Wednesday, February 8, 2012

The Artist

It’s easy to see why the pseudo-silent film, The Artist has emerged as this year’s darling in the Best Picture race. Its nostalgia for cinema’s yesteryear is emblematic of an increasingly visible trend in Hollywood lore to romanticize the analog days. But The Artist sets itself apart from other works pining for the past because it is built entirely on a gimmick. Playing to broad traditions and styles of 20’s cinema, screenwriter and director Michel Hazanavicius tries to embody Hollywood’s golden age while lamenting the inevitable progress of technology. That’s about as far as it goes regarding thematic depth. The film’s real showcase is how skillfully it manipulates and presents film form.
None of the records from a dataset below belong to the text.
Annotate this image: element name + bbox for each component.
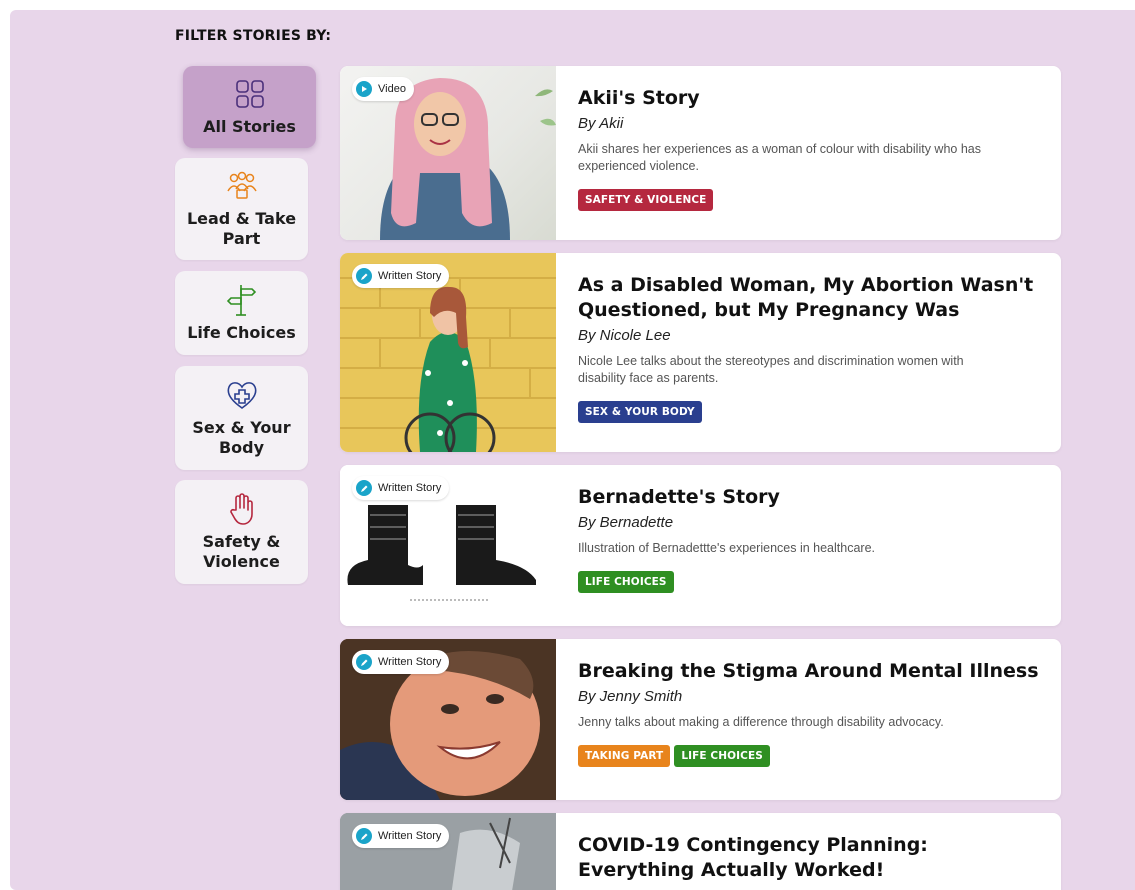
- story-thumbnail: Written Story: [340, 639, 556, 800]
- story-author: By Nicole Lee: [578, 327, 671, 344]
- story-content: Bernadette's Story By Bernadette Illustr…: [578, 485, 1041, 593]
- pencil-icon: [356, 654, 372, 670]
- story-author: By Akii: [578, 115, 624, 132]
- story-description: Jenny talks about making a difference th…: [578, 715, 944, 729]
- filter-label: Life Choices: [187, 323, 296, 342]
- media-type-label: Written Story: [378, 830, 442, 842]
- raised-hand-icon: [225, 492, 259, 526]
- media-type-badge: Written Story: [352, 824, 450, 848]
- story-author: By Bernadette: [578, 514, 674, 531]
- tag-safety-violence[interactable]: SAFETY & VIOLENCE: [578, 189, 714, 211]
- story-thumbnail: Written Story: [340, 253, 556, 452]
- media-type-badge: Written Story: [352, 650, 450, 674]
- story-title[interactable]: Bernadette's Story: [578, 485, 1041, 510]
- story-thumbnail: Written Story: [340, 813, 556, 890]
- media-type-label: Video: [378, 83, 406, 95]
- filter-label: Lead & Take Part: [186, 209, 297, 248]
- media-type-label: Written Story: [378, 270, 442, 282]
- filter-label: Sex & Your Body: [192, 418, 291, 457]
- story-description: Illustration of Bernadettte's experience…: [578, 541, 876, 555]
- story-tags: SEX & YOUR BODY: [578, 401, 1041, 423]
- stories-page: FILTER STORIES BY: All Stories Lead & Ta…: [10, 10, 1135, 890]
- pencil-icon: [356, 828, 372, 844]
- media-type-label: Written Story: [378, 482, 442, 494]
- grid-icon: [233, 77, 267, 111]
- story-title[interactable]: COVID-19 Contingency Planning: Everythin…: [578, 833, 1041, 883]
- story-thumbnail: Video: [340, 66, 556, 240]
- story-thumbnail: Written Story: [340, 465, 556, 626]
- story-content: As a Disabled Woman, My Abortion Wasn't …: [578, 273, 1041, 423]
- tag-life-choices[interactable]: LIFE CHOICES: [578, 571, 674, 593]
- story-content: COVID-19 Contingency Planning: Everythin…: [578, 833, 1041, 883]
- story-title[interactable]: Akii's Story: [578, 86, 1041, 111]
- tag-taking-part[interactable]: TAKING PART: [578, 745, 671, 767]
- story-card[interactable]: Written Story Breaking the Stigma Around…: [340, 639, 1061, 800]
- story-content: Breaking the Stigma Around Mental Illnes…: [578, 659, 1041, 767]
- story-tags: TAKING PART LIFE CHOICES: [578, 745, 1041, 767]
- story-title[interactable]: Breaking the Stigma Around Mental Illnes…: [578, 659, 1041, 684]
- story-title[interactable]: As a Disabled Woman, My Abortion Wasn't …: [578, 273, 1041, 323]
- signpost-icon: [225, 283, 259, 317]
- story-content: Akii's Story By Akii Akii shares her exp…: [578, 86, 1041, 211]
- pencil-icon: [356, 480, 372, 496]
- story-description: Nicole Lee talks about the stereotypes a…: [578, 354, 964, 385]
- heart-plus-icon: [225, 378, 259, 412]
- media-type-badge: Video: [352, 77, 414, 101]
- story-card[interactable]: Written Story As a Disabled Woman, My Ab…: [340, 253, 1061, 452]
- filter-label: Safety & Violence: [202, 532, 281, 571]
- story-card[interactable]: Written Story COVID-19 Contingency Plann…: [340, 813, 1061, 890]
- filter-label: All Stories: [203, 117, 296, 136]
- filter-heading: FILTER STORIES BY:: [175, 28, 332, 44]
- filter-sex-your-body[interactable]: Sex & Your Body: [175, 366, 308, 470]
- story-tags: LIFE CHOICES: [578, 571, 1041, 593]
- story-tags: SAFETY & VIOLENCE: [578, 189, 1041, 211]
- media-type-badge: Written Story: [352, 264, 450, 288]
- media-type-label: Written Story: [378, 656, 442, 668]
- filter-life-choices[interactable]: Life Choices: [175, 271, 308, 355]
- filter-all-stories[interactable]: All Stories: [183, 66, 316, 148]
- media-type-badge: Written Story: [352, 476, 450, 500]
- people-group-icon: [225, 169, 259, 203]
- filter-lead-take-part[interactable]: Lead & Take Part: [175, 158, 308, 260]
- tag-sex-your-body[interactable]: SEX & YOUR BODY: [578, 401, 702, 423]
- play-icon: [356, 81, 372, 97]
- tag-life-choices[interactable]: LIFE CHOICES: [674, 745, 770, 767]
- pencil-icon: [356, 268, 372, 284]
- story-card[interactable]: Written Story Bernadette's Story By Bern…: [340, 465, 1061, 626]
- story-card[interactable]: Video Akii's Story By Akii Akii shares h…: [340, 66, 1061, 240]
- filter-safety-violence[interactable]: Safety & Violence: [175, 480, 308, 584]
- story-description: Akii shares her experiences as a woman o…: [578, 142, 981, 173]
- story-author: By Jenny Smith: [578, 688, 683, 705]
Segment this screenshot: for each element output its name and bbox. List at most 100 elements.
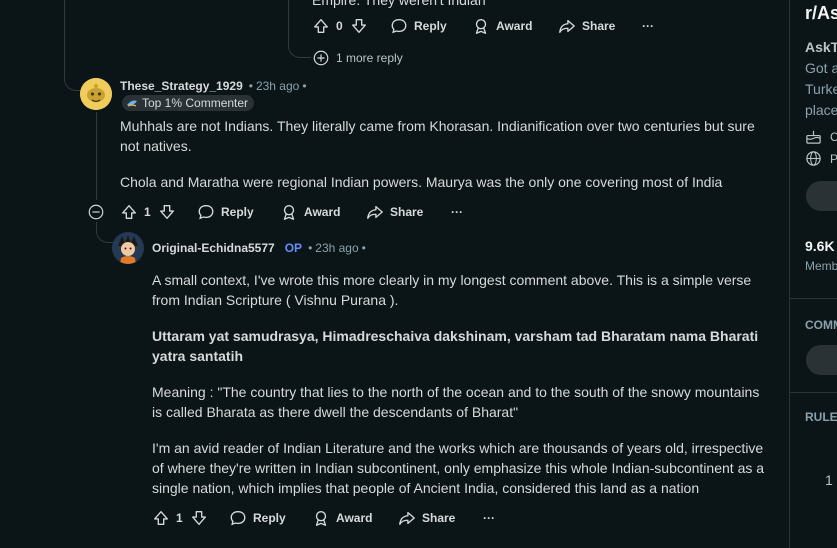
more-label: ··· [451,205,463,219]
more-replies-link[interactable]: 1 more reply [312,44,403,72]
share-icon [367,205,383,219]
reply-label: Reply [414,19,447,33]
comment-paragraph: A small context, I've wrote this more cl… [152,272,752,308]
user-flair: Top 1% Commenter [122,95,255,111]
upvote-icon [122,205,136,219]
character-avatar-icon [112,232,144,264]
award-icon [475,19,487,34]
more-replies-label: 1 more reply [336,51,403,65]
collapse-thread-button[interactable] [87,198,105,226]
more-label: ··· [483,511,495,525]
thread-line [64,0,93,91]
cake-icon [806,130,821,144]
upvote-icon [314,19,328,33]
meta-dot: • [361,241,366,255]
rule-number[interactable]: 1 [825,472,833,488]
comment-header: These_Strategy_1929 • 23h ago • [120,78,307,94]
meta-dot: • [308,241,313,255]
comment-header: Original-Echidna5577 OP • 23h ago • [152,240,366,256]
reply-label: Reply [221,205,254,219]
share-button[interactable]: Share [398,504,455,532]
community-created-row: C [805,128,837,145]
share-label: Share [582,19,616,33]
comment-bubble-icon [198,205,214,220]
share-label: Share [390,205,424,219]
section-header: RULE [805,410,837,424]
flair-badge-icon [127,100,137,107]
username[interactable]: Original-Echidna5577 [152,241,275,255]
share-icon [399,511,415,525]
meta-dot: • [248,79,253,93]
share-label: Share [422,511,456,525]
share-button[interactable]: Share [366,198,423,226]
comment-paragraph: Chola and Maratha were regional Indian p… [120,174,723,190]
award-icon [315,511,327,526]
comment-paragraph: Muhhals are not Indians. They literally … [120,118,755,154]
timestamp[interactable]: 23h ago [315,241,358,255]
username[interactable]: These_Strategy_1929 [120,79,243,93]
members-count: 9.6K [805,238,835,254]
award-label: Award [304,205,341,219]
sidebar-divider [790,392,837,393]
downvote-button[interactable] [158,198,176,226]
community-desc-line: Turke [805,81,837,97]
public-label: P [830,152,837,166]
globe-icon [806,151,821,166]
subreddit-title[interactable]: r/As [805,3,837,24]
comment-bubble-icon [391,19,407,34]
timestamp[interactable]: 23h ago [256,79,299,93]
award-label: Award [336,511,373,525]
reply-button[interactable]: Reply [197,198,254,226]
community-desc-line: place [805,102,837,118]
sidebar-divider [790,298,837,299]
award-icon [283,205,295,220]
upvote-button[interactable]: 1 [120,198,151,226]
community-name: AskT [805,39,837,55]
share-button[interactable]: Share [558,12,615,40]
comment-paragraph-bold: Uttaram yat samudrasya, Himadreschaiva d… [152,328,759,364]
upvote-icon [154,511,168,525]
comment-paragraph: Meaning : "The country that lies to the … [152,384,760,420]
award-button[interactable]: Award [472,12,532,40]
minus-circle-icon [88,204,104,220]
downvote-icon [192,511,206,525]
share-icon [559,19,575,33]
community-desc-line: Got a [805,60,837,76]
downvote-icon [160,205,174,219]
community-sidebar: r/As AskT Got a Turke place C P 9.6K Mem… [789,0,837,548]
join-button[interactable] [806,181,837,211]
comment-paragraph: I'm an avid reader of Indian Literature … [152,440,765,496]
downvote-button[interactable] [190,504,208,532]
award-button[interactable]: Award [280,198,340,226]
avatar[interactable] [80,78,112,110]
community-bookmark-button[interactable] [806,345,837,375]
op-badge: OP [284,241,303,255]
more-options-button[interactable]: ··· [451,198,463,226]
vote-count: 1 [176,511,183,525]
members-label: Memb [805,259,837,273]
vote-count: 1 [144,205,151,219]
meta-dot: • [302,79,307,93]
upvote-button[interactable]: 1 [152,504,183,532]
reply-button[interactable]: Reply [390,12,447,40]
more-options-button[interactable]: ··· [483,504,495,532]
downvote-button[interactable] [350,12,368,40]
flair-label: Top 1% Commenter [142,96,249,110]
comment-bubble-icon [230,511,246,526]
award-button[interactable]: Award [312,504,372,532]
avatar[interactable] [112,232,144,264]
thread-line [96,112,98,200]
section-header: COMM [805,318,837,332]
comment-text-cut: Empire. They weren't Indian [312,0,486,8]
more-options-button[interactable]: ··· [642,12,654,40]
created-label: C [830,130,837,144]
snoo-avatar-icon [80,78,112,110]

In this regard, Hazanavicius serves up a few particularly inventive visual tricks and every so often teases us with moments of compositional beauty. But the story's focus on the tragedy of a silent star's fall from prominence and how the guilt-stricken Vamp revives him is askew. So unless I am missing deeper significance of the mimicry and layers of meta-ness, The Artist amounts to little more than a stylistic exercise, albeit a modestly enjoyable one. Even so, Hazanavicius’ emphasis on style and simple storytelling is not what dogs The Artist. That it is a copy and a gimmick bears little relation to the deeper truth that this film lacks a soul. (Michel Hazanavicius, 2011) **

[Note: I'm currently penning a longer essay that looks at the film in a different critical context.]